Como cê vai cobrar de alguém, mesmo que de forma indireta, que largue tudo por algo que você praticamente não precisou largar nada pra fazer? É bem verdade que se você ficar se preocupando com como vão interpretar o seu conteúdo, você provavelmente produzirá nada. Ainda assim, é preciso ter certa responsabilidade.

Rola muito ego em meio aos movimentos, imagino que dos mais variados tipos e propósitos; rola muito de o cara mais engajado achar que só o rolê dele faz diferença e que quem não participa ativamente, com atitudes diretas, que está lá no front, serve pra nada. Defendem que se você não “vai pra rua”; não dá a cara pra bater em todas as oportunidades possíveis, você não faz parte do movimento.

Isso rola até na própria música quando cê chama todo mundo de modinha porque você escutava tal rapper muito antes, frequentava os shows quando ainda era underground e os carai. O mais curioso é que esse tipo de atitude pode vir a acarretar mais “problemas” do que o comportamento que você tá criticando.

É claro que irrita qualquer um se matar por uma parada e ver alguém que faz praticamente nada por ela afirmar com todas as letras o quanto faz parte daquilo, mas os movimentos normalmente passam por isso e é preciso entender o momento de cada um e enxergar o quanto aquela pessoa pode cooperar.

Às vezes, se a pessoa mais engajada refletir sobre a questão pode encontrar um propósito muito maior de engajamento para essas pessoas que se engajam pouco; podem transformar esse engajamento, mesmo que ínfimo, em algo de valor quando somado a outros parecidos.

Acho que já saí demais da questão principal do post, mas pareceu importante ressaltar que você pode “fazer algo” pelo rap mesmo sem atuar ativamente. Você não precisa ser um rapper, um produtor ou algo assim tão próximo, até porque muitos destes se distanciam a cada nova música que lançam. É um bagulho bem subjetivo, pra falar a verdade.

E isso vale pra outros movimentos também.

Quanto a mim, acho que me distanciei muito de onde eu gostaria de estar em relação ao hip hop e a todos os propósitos que acreditava e ainda acredito, pra falar a verdade.
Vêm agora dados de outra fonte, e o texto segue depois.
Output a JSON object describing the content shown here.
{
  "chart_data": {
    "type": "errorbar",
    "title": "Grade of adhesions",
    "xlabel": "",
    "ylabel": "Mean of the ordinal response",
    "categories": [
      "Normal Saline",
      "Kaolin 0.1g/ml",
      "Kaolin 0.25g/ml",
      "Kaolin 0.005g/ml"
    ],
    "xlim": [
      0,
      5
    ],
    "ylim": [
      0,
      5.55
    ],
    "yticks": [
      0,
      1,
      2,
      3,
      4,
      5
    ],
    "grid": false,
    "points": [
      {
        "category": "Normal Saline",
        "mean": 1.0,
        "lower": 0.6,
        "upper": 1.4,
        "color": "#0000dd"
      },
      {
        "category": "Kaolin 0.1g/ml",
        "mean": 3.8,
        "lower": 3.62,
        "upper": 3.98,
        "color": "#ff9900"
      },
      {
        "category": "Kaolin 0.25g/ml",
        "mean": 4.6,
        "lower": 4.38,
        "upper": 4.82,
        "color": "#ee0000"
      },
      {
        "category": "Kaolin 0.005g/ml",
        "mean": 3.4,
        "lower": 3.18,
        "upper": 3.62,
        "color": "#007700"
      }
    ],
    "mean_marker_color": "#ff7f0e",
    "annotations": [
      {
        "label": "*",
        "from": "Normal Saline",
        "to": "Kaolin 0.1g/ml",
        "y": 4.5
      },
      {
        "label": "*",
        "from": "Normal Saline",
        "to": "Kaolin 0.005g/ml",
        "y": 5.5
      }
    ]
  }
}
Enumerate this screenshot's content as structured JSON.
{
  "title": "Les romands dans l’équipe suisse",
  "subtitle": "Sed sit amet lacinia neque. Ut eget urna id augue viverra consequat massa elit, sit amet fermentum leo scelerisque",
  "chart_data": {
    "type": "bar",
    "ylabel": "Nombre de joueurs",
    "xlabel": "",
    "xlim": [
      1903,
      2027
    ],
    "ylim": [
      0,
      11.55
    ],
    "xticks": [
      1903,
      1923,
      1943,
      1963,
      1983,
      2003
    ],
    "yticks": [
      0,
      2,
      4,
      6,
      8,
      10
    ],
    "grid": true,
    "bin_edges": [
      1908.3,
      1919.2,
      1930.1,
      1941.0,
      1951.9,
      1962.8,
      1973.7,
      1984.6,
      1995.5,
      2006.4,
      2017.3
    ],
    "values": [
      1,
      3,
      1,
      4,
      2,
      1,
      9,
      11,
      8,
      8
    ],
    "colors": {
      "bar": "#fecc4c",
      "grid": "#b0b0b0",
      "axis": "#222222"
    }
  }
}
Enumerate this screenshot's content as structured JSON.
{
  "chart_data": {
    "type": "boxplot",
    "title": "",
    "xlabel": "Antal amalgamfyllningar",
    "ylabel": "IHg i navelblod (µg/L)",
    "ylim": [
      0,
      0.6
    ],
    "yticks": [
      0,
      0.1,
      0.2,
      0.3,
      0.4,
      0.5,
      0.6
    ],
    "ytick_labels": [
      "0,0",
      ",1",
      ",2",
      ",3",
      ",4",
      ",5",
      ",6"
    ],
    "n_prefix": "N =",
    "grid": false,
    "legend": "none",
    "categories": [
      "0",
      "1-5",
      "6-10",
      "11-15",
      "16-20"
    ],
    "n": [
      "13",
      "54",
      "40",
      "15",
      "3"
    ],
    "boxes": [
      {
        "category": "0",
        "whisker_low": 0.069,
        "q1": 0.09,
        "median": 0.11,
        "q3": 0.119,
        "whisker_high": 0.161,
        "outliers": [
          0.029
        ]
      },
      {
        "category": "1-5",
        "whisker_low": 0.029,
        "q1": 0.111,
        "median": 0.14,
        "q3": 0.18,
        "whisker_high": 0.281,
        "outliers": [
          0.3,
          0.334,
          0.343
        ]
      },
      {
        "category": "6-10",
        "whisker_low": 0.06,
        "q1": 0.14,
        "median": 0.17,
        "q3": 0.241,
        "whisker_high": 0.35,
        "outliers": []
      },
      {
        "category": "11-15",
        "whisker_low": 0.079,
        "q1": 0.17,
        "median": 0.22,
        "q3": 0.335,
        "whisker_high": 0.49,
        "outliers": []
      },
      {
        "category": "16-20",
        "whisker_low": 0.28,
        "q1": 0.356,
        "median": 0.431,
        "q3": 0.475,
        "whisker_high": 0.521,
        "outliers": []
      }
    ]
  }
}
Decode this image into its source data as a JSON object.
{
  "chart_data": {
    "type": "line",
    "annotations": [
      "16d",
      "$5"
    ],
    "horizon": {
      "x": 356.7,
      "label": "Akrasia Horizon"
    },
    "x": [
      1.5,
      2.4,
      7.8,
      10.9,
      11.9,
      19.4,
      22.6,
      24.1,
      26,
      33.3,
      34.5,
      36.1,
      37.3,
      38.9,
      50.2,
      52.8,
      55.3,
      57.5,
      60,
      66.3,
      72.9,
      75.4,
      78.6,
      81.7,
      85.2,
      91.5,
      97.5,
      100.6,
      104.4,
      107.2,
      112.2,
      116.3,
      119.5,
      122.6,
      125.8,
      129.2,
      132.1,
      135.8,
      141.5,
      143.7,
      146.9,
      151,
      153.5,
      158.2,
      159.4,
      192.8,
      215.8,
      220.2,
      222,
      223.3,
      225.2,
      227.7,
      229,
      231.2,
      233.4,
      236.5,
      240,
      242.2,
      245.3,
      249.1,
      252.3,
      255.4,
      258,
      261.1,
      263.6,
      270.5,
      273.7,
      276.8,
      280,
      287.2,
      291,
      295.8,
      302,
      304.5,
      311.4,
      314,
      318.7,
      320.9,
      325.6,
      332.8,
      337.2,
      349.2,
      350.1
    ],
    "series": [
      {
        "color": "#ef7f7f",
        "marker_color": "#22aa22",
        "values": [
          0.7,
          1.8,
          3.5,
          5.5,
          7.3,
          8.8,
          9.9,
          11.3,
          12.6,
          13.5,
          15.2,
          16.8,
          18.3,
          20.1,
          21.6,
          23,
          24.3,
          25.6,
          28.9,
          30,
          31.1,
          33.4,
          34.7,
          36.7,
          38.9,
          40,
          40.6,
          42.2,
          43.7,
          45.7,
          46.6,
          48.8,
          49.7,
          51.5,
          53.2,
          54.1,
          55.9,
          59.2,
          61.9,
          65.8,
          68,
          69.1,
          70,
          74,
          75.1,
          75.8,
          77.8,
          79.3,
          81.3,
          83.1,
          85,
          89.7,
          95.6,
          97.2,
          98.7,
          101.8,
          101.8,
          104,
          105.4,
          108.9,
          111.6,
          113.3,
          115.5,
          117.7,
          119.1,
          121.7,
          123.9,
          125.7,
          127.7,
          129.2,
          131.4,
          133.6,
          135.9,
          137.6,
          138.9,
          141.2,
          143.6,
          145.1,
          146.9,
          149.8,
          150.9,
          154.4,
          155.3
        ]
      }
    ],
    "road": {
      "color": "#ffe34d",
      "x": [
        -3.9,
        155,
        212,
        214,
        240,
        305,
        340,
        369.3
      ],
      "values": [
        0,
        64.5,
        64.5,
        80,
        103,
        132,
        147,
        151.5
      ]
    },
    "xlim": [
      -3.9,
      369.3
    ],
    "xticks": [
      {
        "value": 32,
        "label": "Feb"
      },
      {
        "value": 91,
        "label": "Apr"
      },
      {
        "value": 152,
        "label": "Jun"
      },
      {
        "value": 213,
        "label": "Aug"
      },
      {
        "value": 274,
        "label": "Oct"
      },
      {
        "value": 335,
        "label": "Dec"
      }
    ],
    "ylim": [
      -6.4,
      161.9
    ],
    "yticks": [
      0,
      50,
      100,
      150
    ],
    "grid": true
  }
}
A execução da Marielle me mostrou, da pior maneira possível, o quanto ainda precisamos lutar e as palavras do Dr. Martin Luther King Jr. me fizeram ver o quanto a gente precisa sim lutar por isso e não só apenas aceitar que existe uma luta a ser lutada.

Quem mandou matar Marielle mal podia imaginar que ela era semente, e que milhões de Marielles em todo mundo se levantariam no dia seguinte. (Retirado do site Marielle Franco).

Ainda é sim preciso encontrar as causas pelas quais você daria a sua vida. Elas existem e precisam de pessoas engajadas tanto quanto antes. Não se deixe levar pelos poucos ganhos obtidos, ainda há muito pelo que lutar. O dia seguinte chegou!